Following a relatively active holiday week, European traders have entered on a quiet note. The US dollar is under modest pressure today, though the moves are of little significance in the bigger picture. Following a nasty reversal in Friday’s London trading, EURUSD is recouping a portion of losses and now sits a big figure (100 pips) from the all-time high at 1.4970 (estimated). The lackluster environment is comprised of very light volume and poor liquidity. The ranges are deceiving – though healthy relative to “normal” trading, the currency movement itself has been choppy. It appears as though New York traders will determine the fate of Monday’s FX market.

The bulk of London price action occurred from 0200-0300 EDT (0700-0800 GMT). Immediately upon filling their trading desks, market players drove EURUSD to the topside, easily taking out the day’s highs at 1.4837 and bolstering the pair to a high near 1.4880. USDJPY has held a very quiet 50 point range, within the confines of the Asia trading span. EURJPY benefited from the ascent in Euro and has spent the majority of European trading north of 161.00. Other currency pairs moved as expected, with the weak US dollar prevailing as the lone theme of the session thus far.

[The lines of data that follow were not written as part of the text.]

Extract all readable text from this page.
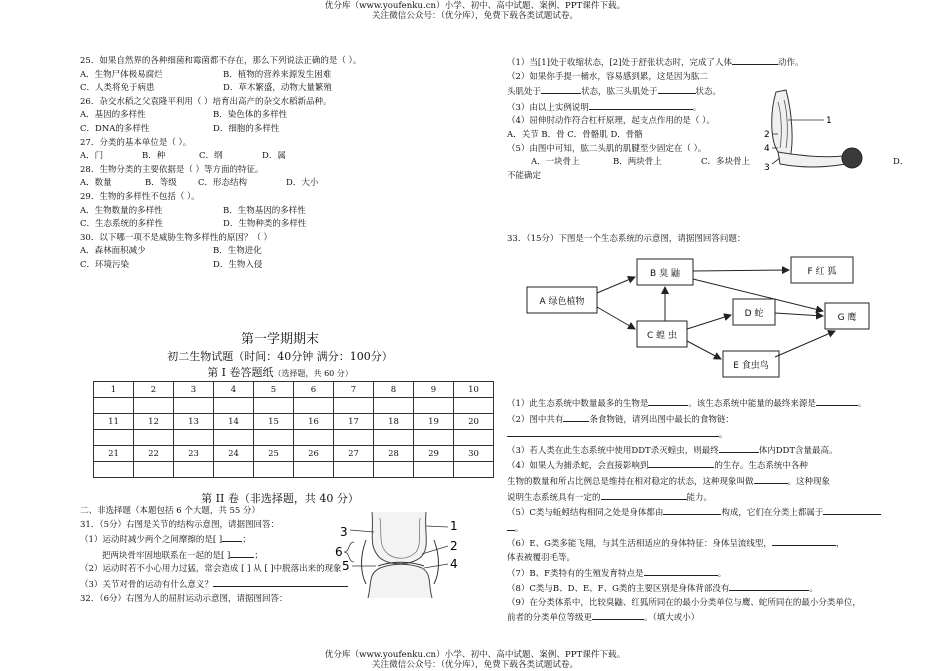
优分库（www.youfenku.cn）小学、初中、高中试题、案例、PPT课件下载。
关注微信公众号：（优分库），免费下载各类试题试卷。
优分库（www.youfenku.cn）小学、初中、高中试题、案例、PPT课件下载。
关注微信公众号：（优分库），免费下载各类试题试卷。

25．如果自然界的各种细菌和霉菌都不存在，那么下列说法正确的是（ ）。

A．生物尸体极易腐烂	B．植物的营养来源发生困难

C．人类将免于病患	D．草木繁盛，动物大量繁殖

26．杂交水稻之父袁隆平利用（ ）培育出高产的杂交水稻新品种。

A．基因的多样性	B．染色体的多样性

C．DNA的多样性	D．细胞的多样性

27．分类的基本单位是（ ）。

A．门	B．种	C．纲	D．属

28．生物分类的主要依据是（ ）等方面的特征。

A．数量	B．等级	C．形态结构	D．大小

29．生物的多样性不包括（ ）。

A．生物数量的多样性	B．生物基因的多样性

C．生态系统的多样性	D．生物种类的多样性

30．以下哪一项不是威胁生物多样性的原因？（ ）

A．森林面积减少	B．生物进化

C．环境污染	D．生物入侵

第一学期期末
初二生物试题（时间：40分钟 满分：100分）
第 I 卷答题纸（选择题，共 60 分）
1	2	3	4	5	6	7	8	9	10

11	12	13	14	15	16	17	18	19	20

21	22	23	24	25	26	27	28	29	30

第 II 卷（非选择题，共 40 分）

二、非选择题（本题包括 6 个大题，共 55 分）

31．（5分）右图是关节的结构示意图，请据图回答：

（1）运动时减少两个之间摩擦的是[ ] ；

把两块骨牢固地联系在一起的是[ ]	；

（2）运动时若不小心用力过猛，常会造成 [ ] 从 [ ]中脱落出来的现象

（3）关节对骨的运动有什么意义？

32．（6分）右图为人的屈肘运动示意图，请据图回答：

3	1
2
6
5	4

（1）当[1]处于收缩状态，[2]处于舒张状态时，完成了人体	动作。

（2）如果你手提一桶水，容易感到累，这是因为肱二

头肌处于	状态，肱三头肌处于	状态。

（3）由以上实例说明	。

（4）屈伸肘动作符合杠杆原理，起支点作用的是（ ）。

A．关节 B．骨 C．骨骼肌 D．骨骼

（5）由图中可知，肱二头肌的肌腱至少固定在（ ）。

A．一块骨上	B．两块骨上	C．多块骨上	D．

不能确定

1
2
4
3

33．（15分）下图是一个生态系统的示意图，请据图回答问题：

A 绿色植物
B 臭 鼬
C 蝗 虫
D 蛇
E 食虫鸟
F 红 狐
G 鹰

（1）此生态系统中数量最多的生物是	。该生态系统中能量的最终来源是	。

（2）图中共有	条食物链，请列出图中最长的食物链：

。

（3）若人类在此生态系统中使用DDT杀灭蝗虫，则最终	体内DDT含量最高。

（4）如果人为捕杀蛇，会直接影响到	的生存。生态系统中各种

生物的数量和所占比例总是维持在相对稳定的状态，这种现象叫做	。这种现象

说明生态系统具有一定的	能力。

（5）C类与蚯蚓结构相同之处是身体都由	构成，它们在分类上都属于

。

（6）E、G类多能飞翔，与其生活相适应的身体特征：身体呈流线型，	，

体表被覆羽毛等。

（7）B、F类特有的生殖发育特点是	。

（8）C类与B、D、E、F、G类的主要区别是身体背部没有	。

（9）在分类体系中，比较臭鼬、红狐所同在的最小分类单位与鹰、蛇所同在的最小分类单位，

前者的分类单位等级更	。（填大或小）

There were no major economic releases or global headlines concerning trading today. New York traders too will have a clean slate to begin the week, with an empty economic agenda for Monday. In other markets, precious metals are breaking to the upside, led by a +$10 pop to $835/oz in gold futures. The US 10-year is starting the week yielding (roughly) 4 % and the US equity markets look to continue a bounce from Dow 12,800 support, following an estimated -10% sell off from the mid-October highs. Dow Futures are higher by +64 as of this writing. Lastly, the Crude Oil pullback was short-lived with winter weather in the US to come. The commodity is nearing the recent highs above $99/barrel.